Film Review: The Miseducation of Cameron Post
CW: Gay Conversion Therapy
Adapted from a novel – which was itself adapted from a series of true events – The Miseducation of Cameron Post revolves around high schooler Cameron Post, played by Chloë Grace Moretz, being sent to a conversion therapy camp in the 1990’s after being caught making out with prom queen and close friend Coley Taylor in the backseat of a car after they had snuck off during a school prom.
Post’s reaction to being sent off to the camp is a single exasperated “fuck…” as her aunt drives off.

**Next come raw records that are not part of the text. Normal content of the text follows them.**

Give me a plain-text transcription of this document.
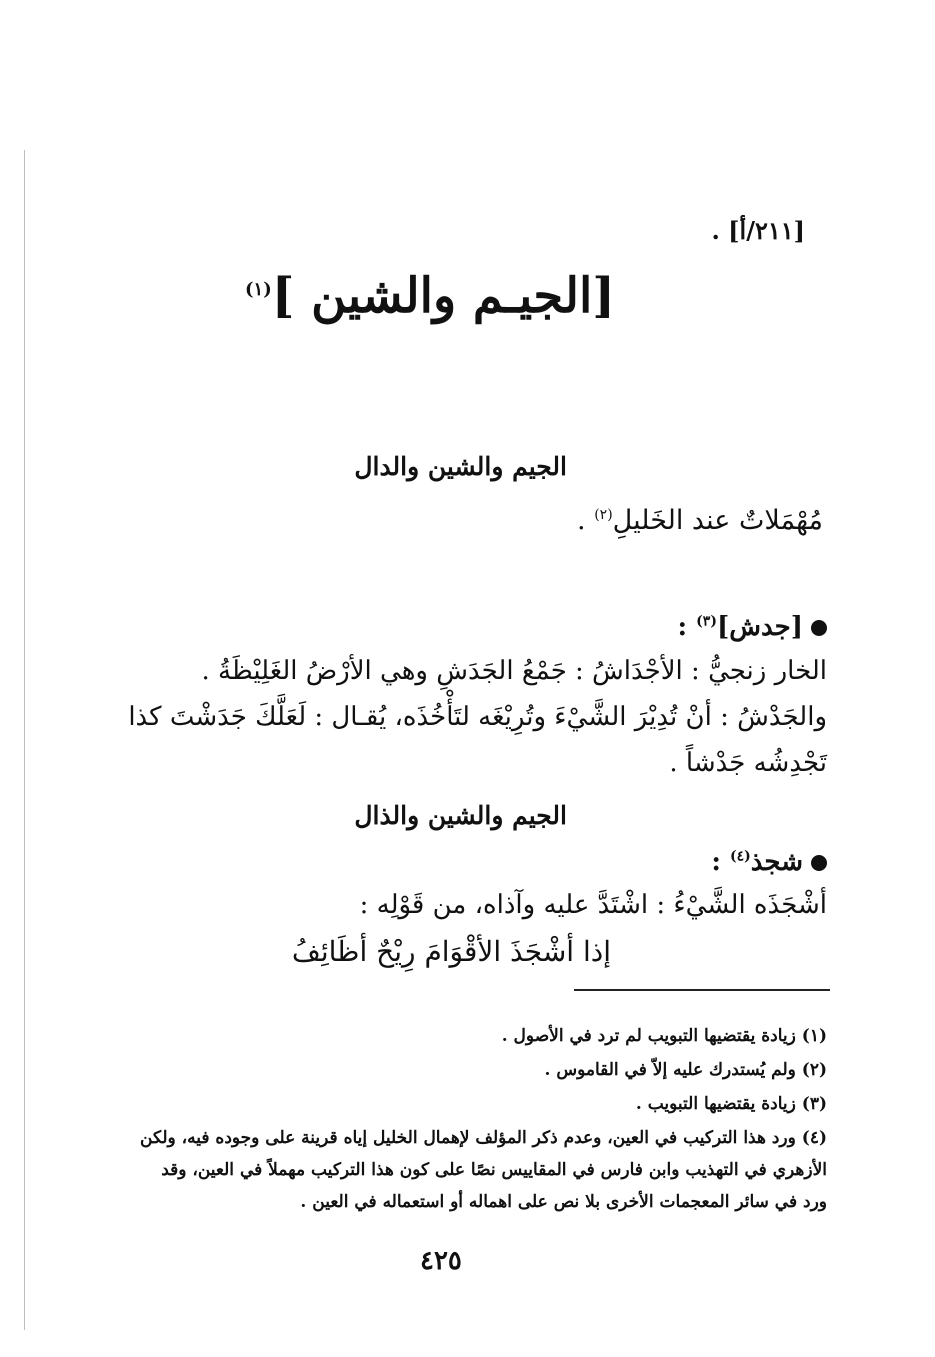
[٢١١/أ] .
[الجيـم والشين ]$^{(١)}$
الجيم والشين والدال
مُهْمَلاتٌ عند الخَليلِ$^{(٢)}$ .
[جدش]$^{(٣)}$ :
الخار زنجيُّ : الأجْدَاشُ : جَمْعُ الجَدَشِ وهي الأرْضُ الغَلِيْظَةُ .
والجَدْشُ : أنْ تُدِيْرَ الشَّيْءَ وتُرِيْغَه لتَأْخُذَه، يُقـال : لَعَلَّكَ جَدَشْتَ كذا
تَجْدِشُه جَدْشاً .
الجيم والشين والذال
شجذ$^{(٤)}$ :
أشْجَذَه الشَّيْءُ : اشْتَدَّ عليه وآذاه، من قَوْلِه :
إذا أشْجَذَ الأقْوَامَ رِيْحٌ أظَائِفُ
(١) زيادة يقتضيها التبويب لم ترد في الأصول .
(٢) ولم يُستدرك عليه إلاّ في القاموس .
(٣) زيادة يقتضيها التبويب .
(٤) ورد هذا التركيب في العين، وعدم ذكر المؤلف لإهمال الخليل إياه قرينة على وجوده فيه، ولكن
الأزهري في التهذيب وابن فارس في المقاييس نصًا على كون هذا التركيب مهملاً في العين، وقد
ورد في سائر المعجمات الأخرى بلا نص على اهماله أو استعماله في العين .
٤٢٥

She spends the rest of the film playing along while also silently defying the camp’s instructors, which is run by an “ex-gay”, and his sister who had apparently played a significant part in “de-gaying” him. The camp portrayed in the film is at odds to what one would ordinarily consider to be a conversion camp – oddly peaceful, without the use of any electric shocks or nausea inducing techniques that you would usually expect.

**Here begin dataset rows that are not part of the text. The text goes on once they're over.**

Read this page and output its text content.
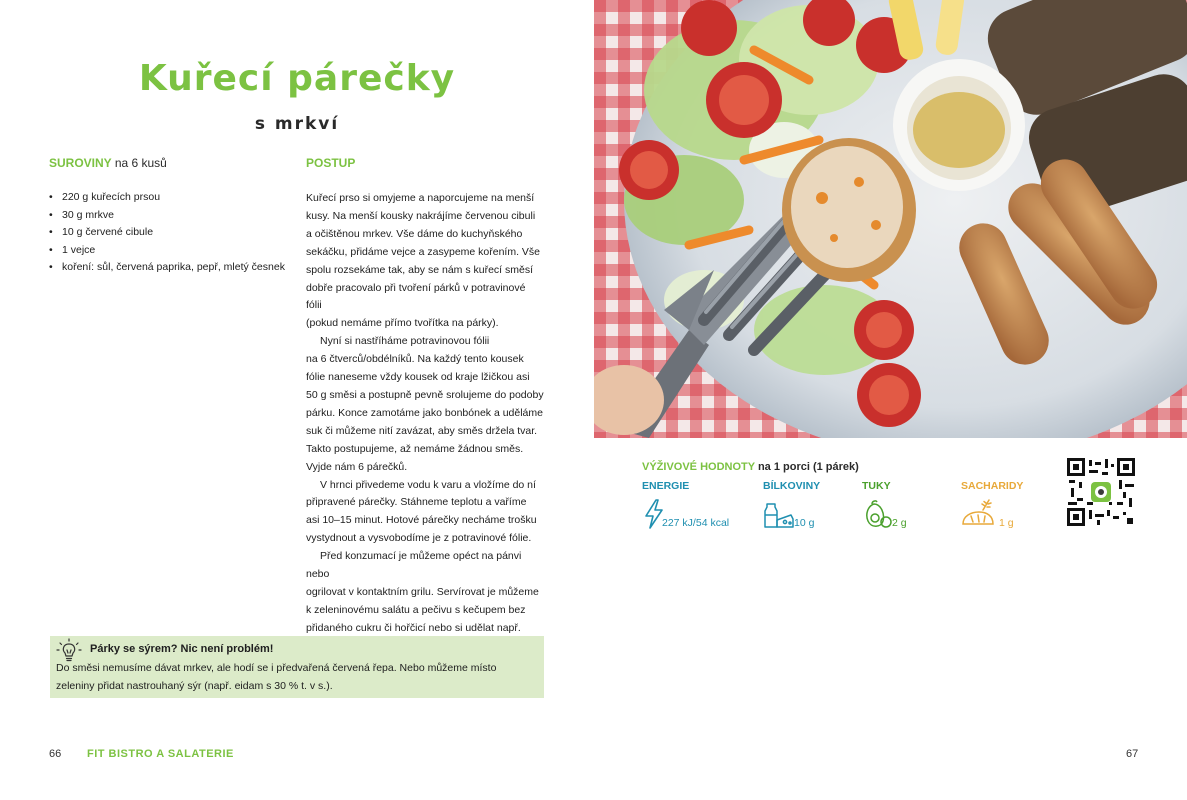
Kuřecí párečky
s mrkví
SUROVINY na 6 kusů
• 220 g kuřecích prsou
• 30 g mrkve
• 10 g červené cibule
• 1 vejce
• koření: sůl, červená paprika, pepř, mletý česnek
POSTUP

Kuřecí prso si omyjeme a naporcujeme na menší

kusy. Na menší kousky nakrájíme červenou cibuli

a očištěnou mrkev. Vše dáme do kuchyňského

sekáčku, přidáme vejce a zasypeme kořením. Vše

spolu rozsekáme tak, aby se nám s kuřecí směsí

dobře pracovalo při tvoření párků v potravinové fólii

(pokud nemáme přímo tvořítka na párky).

Nyní si nastříháme potravinovou fólii

na 6 čtverců/obdélníků. Na každý tento kousek

fólie naneseme vždy kousek od kraje lžičkou asi

50 g směsi a postupně pevně srolujeme do podoby

párku. Konce zamotáme jako bonbónek a uděláme

suk či můžeme nití zavázat, aby směs držela tvar.

Takto postupujeme, až nemáme žádnou směs.

Vyjde nám 6 párečků.

V hrnci přivedeme vodu k varu a vložíme do ní

připravené párečky. Stáhneme teplotu a vaříme

asi 10–15 minut. Hotové párečky necháme trošku

vystydnout a vysvobodíme je z potravinové fólie.

Před konzumací je můžeme opéct na pánvi nebo

ogrilovat v kontaktním grilu. Servírovat je můžeme

k zeleninovému salátu a pečivu s kečupem bez

přidaného cukru či hořčicí nebo si udělat např.

Párky se sýrem? Nic není problém!
Do směsi nemusíme dávat mrkev, ale hodí se i předvařená červená řepa. Nebo můžeme místo zeleniny přidat nastrouhaný sýr (např. eidam s 30 % t. v s.).
66 FIT BISTRO A SALATERIE
VÝŽIVOVÉ HODNOTY na 1 porci (1 párek)
ENERGIE
227 kJ/54 kcal
BÍLKOVINY
10 g
TUKY
2 g
SACHARIDY
1 g
67
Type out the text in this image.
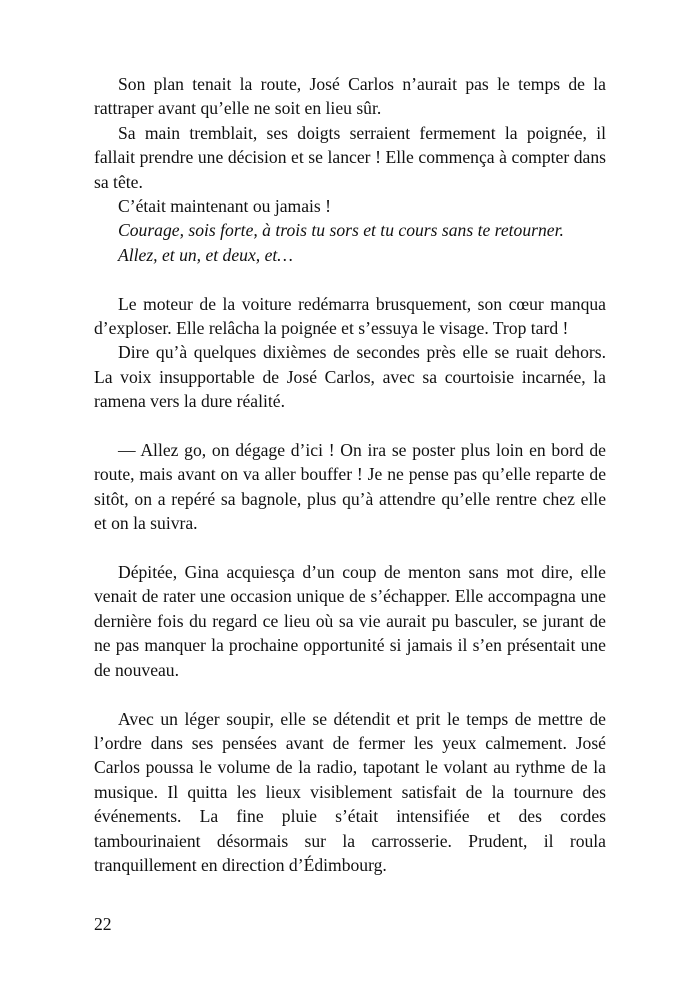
Son plan tenait la route, José Carlos n’aurait pas le temps de la rattraper avant qu’elle ne soit en lieu sûr.

Sa main tremblait, ses doigts serraient fermement la poignée, il fallait prendre une décision et se lancer ! Elle commença à compter dans sa tête.

C’était maintenant ou jamais !

Courage, sois forte, à trois tu sors et tu cours sans te retourner.

Allez, et un, et deux, et…

Le moteur de la voiture redémarra brusquement, son cœur manqua d’exploser. Elle relâcha la poignée et s’essuya le visage. Trop tard !

Dire qu’à quelques dixièmes de secondes près elle se ruait dehors. La voix insupportable de José Carlos, avec sa courtoisie incarnée, la ramena vers la dure réalité.

— Allez go, on dégage d’ici ! On ira se poster plus loin en bord de route, mais avant on va aller bouffer ! Je ne pense pas qu’elle reparte de sitôt, on a repéré sa bagnole, plus qu’à attendre qu’elle rentre chez elle et on la suivra.

Dépitée, Gina acquiesça d’un coup de menton sans mot dire, elle venait de rater une occasion unique de s’échapper. Elle accompagna une dernière fois du regard ce lieu où sa vie aurait pu basculer, se jurant de ne pas manquer la prochaine opportunité si jamais il s’en présentait une de nouveau.

Avec un léger soupir, elle se détendit et prit le temps de mettre de l’ordre dans ses pensées avant de fermer les yeux calmement. José Carlos poussa le volume de la radio, tapotant le volant au rythme de la musique. Il quitta les lieux visiblement satisfait de la tournure des événements. La fine pluie s’était intensifiée et des cordes tambourinaient désormais sur la carrosserie. Prudent, il roula tranquillement en direction d’Édimbourg.

22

As it leads up to its climax, we find that the camp’s instructors themselves do not actually know or understand what they are doing; believing that they are pleasing God through their treatment centre’s methods of emotional abuse, teaching kids to hate themselves, while likening homosexuality to cannibalism. This results in some scarring consequences.

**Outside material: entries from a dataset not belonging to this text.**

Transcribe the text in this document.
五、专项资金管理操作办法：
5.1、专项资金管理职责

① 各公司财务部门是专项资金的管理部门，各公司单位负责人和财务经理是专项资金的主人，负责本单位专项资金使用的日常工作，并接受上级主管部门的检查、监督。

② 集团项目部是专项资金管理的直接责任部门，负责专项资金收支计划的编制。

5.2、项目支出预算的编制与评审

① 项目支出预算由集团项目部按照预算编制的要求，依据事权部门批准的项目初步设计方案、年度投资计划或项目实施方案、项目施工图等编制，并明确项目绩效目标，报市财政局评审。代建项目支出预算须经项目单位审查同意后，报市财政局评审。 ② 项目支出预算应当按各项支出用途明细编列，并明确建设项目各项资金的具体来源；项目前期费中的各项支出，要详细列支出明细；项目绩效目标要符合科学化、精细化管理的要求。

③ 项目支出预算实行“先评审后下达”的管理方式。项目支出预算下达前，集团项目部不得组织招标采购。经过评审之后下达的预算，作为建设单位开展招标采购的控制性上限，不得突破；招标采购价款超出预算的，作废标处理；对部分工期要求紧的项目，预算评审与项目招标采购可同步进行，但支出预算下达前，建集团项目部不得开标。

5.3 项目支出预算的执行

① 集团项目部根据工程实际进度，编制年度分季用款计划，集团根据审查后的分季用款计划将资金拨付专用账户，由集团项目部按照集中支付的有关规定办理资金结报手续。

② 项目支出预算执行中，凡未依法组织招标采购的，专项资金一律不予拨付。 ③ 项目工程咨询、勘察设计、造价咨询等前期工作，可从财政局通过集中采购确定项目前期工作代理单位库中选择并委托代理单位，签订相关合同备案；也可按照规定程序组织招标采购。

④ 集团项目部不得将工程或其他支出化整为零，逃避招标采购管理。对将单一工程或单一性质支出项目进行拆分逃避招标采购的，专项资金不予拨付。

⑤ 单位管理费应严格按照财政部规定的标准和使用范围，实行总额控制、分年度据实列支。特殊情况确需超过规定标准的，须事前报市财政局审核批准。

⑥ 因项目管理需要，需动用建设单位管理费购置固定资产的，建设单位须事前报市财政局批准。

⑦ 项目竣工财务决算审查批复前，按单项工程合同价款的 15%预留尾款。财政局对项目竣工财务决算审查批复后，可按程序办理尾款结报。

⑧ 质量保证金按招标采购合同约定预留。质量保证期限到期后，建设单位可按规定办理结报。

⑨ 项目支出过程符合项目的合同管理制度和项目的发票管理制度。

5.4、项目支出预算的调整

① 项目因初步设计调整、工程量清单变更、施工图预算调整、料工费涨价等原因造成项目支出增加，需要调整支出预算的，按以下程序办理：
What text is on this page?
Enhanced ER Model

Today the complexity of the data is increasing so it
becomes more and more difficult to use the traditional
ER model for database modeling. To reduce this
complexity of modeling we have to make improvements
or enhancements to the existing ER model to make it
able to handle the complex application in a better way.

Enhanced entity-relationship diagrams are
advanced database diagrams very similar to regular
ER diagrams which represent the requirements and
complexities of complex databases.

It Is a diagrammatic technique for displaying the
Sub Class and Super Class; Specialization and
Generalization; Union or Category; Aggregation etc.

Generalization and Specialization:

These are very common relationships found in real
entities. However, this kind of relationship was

The film runs at a steady pace, sprinkled with tender and amusing moments throughout, however it runs into the clichés that many young adult films do, and comes across as slightly too passive, lightly treading on places where they could’ve been capitalised on more effectively.
The Miseducation of Cameron Post comes at an extremely important moment in time in New Zealand. “Conversion therapy” is still legal in this country, and has been making national headlines recently.
Hopefully the film will help ignite discussion of this controversial practice, and have it banned outright altogether.